819 stars 134 forks source link

Memory leak during network growing? #16

Open iwtw opened 6 years ago

iwtw commented 6 years ago

thanks for providing your code , it's much more readable than the original one.
i have observed severe memory leak in training .
During training , former allocated batch tensors of smaller network is never removed from gpu memory.

I notice that you use very small batch to solve this , but it makes the training painfully slow : ( .
have you found any better solution?

iwtw commented 6 years ago

I'm sorry , the memory issue is not caused by a memory leak but because the fixed batch size of z_test . Actually the z_test batch size is exactly the train batch size of initial resolution
so increasing the batch size of the initial resolution probably causes memory problem in incoming training for higher resolution. And it's easy to tackle.

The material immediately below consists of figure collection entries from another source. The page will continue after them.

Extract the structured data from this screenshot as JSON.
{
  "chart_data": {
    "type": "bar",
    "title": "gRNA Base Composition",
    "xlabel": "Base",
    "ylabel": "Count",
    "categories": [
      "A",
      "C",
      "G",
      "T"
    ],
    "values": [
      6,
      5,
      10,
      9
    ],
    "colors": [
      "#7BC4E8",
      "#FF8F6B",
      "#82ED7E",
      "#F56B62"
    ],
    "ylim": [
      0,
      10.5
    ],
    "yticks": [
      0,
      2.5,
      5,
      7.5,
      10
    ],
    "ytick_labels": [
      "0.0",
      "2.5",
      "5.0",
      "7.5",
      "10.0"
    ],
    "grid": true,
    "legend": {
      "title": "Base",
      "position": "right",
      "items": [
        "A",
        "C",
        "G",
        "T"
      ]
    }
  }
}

nashory commented 6 years ago

oh, I see maybe we need to change batchsize of z_test according to the resolution to avoid excessive use of memory for higher resolution. thanks for reporting that :) I found the data loader is the bottleneck which harms the entire training speed. do you have any idea about this?

iwtw commented 6 years ago

doing the preprocessing offline might give a little help ? you are doing preprocessing on CPU online , which is time consuming

coralreefman commented 6 years ago

Hey, I think I'm getting an 'out of memory' message for the same reason after 4 resolutions, even if I change the 4th resolution batchsize to 1. However I'm not sure how to change the batchsize of z_test without hardcoding it. Did you already come up with any solutions? Thanks!

mlandcv commented 6 years ago

same error. any solutions yet?

nashory commented 6 years ago

Hi, I found several issues occurs during yhe training, so I'm planning to perform refactoring the entire code soon. Thanks :-)